研究課題
若手研究(A)
発話音声に対して知覚する好感度を計測し,改善を促す発話訓練システム構築に向けた一連の研究を実施した.実験から,音声の話速や間の取り方には適切な範囲が存在し,高さと音色についても好感度に対応する特徴量が得られた.本研究では,Vocoder技術を活用し,高さを制御し,音色については,声の明るさに概ね対応するスペクトル重心を制御する信号処理技術を開発した.有効性を検証するため開発した技術を用いた主観評価を実施し,期待どおり入力音声の好感度が改善できることを確認した.これらの技術を組み込んだ発話好感度計測システムのプロトタイプを実装し,実環境でも動作することを確認した.

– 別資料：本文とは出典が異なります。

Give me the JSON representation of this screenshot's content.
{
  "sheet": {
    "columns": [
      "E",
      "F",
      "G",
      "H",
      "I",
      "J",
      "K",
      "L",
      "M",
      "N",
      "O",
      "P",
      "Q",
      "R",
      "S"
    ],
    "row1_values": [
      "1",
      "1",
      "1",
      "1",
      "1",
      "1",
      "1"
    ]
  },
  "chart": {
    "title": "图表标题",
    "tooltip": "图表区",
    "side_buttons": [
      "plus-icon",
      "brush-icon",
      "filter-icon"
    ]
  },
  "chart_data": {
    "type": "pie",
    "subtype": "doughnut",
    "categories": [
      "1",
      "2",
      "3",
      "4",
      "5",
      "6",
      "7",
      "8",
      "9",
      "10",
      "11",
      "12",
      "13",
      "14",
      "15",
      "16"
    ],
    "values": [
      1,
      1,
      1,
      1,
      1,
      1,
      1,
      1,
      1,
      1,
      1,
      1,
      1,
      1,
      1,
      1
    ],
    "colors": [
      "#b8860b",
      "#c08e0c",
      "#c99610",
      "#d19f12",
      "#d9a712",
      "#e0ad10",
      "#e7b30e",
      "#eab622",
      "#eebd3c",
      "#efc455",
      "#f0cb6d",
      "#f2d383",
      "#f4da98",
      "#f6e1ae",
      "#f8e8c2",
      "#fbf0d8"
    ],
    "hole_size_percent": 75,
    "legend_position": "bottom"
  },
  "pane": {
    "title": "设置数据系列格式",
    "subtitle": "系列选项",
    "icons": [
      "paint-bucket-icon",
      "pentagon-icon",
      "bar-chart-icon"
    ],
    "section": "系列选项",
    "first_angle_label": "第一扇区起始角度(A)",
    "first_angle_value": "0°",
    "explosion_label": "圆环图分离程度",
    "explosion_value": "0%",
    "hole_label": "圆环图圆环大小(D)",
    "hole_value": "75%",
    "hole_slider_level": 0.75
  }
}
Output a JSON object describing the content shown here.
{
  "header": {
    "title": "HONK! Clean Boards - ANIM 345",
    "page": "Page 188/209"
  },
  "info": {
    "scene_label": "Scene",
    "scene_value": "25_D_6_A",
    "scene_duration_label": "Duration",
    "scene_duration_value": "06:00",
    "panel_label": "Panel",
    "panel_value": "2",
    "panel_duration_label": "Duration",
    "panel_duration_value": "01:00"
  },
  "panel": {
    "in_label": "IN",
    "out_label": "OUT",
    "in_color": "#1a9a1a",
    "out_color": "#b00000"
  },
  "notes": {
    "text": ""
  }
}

本研究は,音声認識のようにテキスト情報を扱うものではなく,音声に対して知覚する好感度という,被験者に依存する感性情報を扱うという挑戦的なテーマである.現在の音声認識・合成技術の性能は,すでに人間と等価な水準に達しつつあるが,このような感性情報の計測・制御に関しては,被験者に対する依存性もあるため研究事例そのものが相対的に少ない状況にある.一方,発話訓練には社会的なニーズがあり,コミュニケーションの支援技術は今後需要が増加することが期待される.本研究で得られた成果は学術的にも価値があり社会的にも還元しやすく,今後類似した研究を進める指針として役立つと考えられる.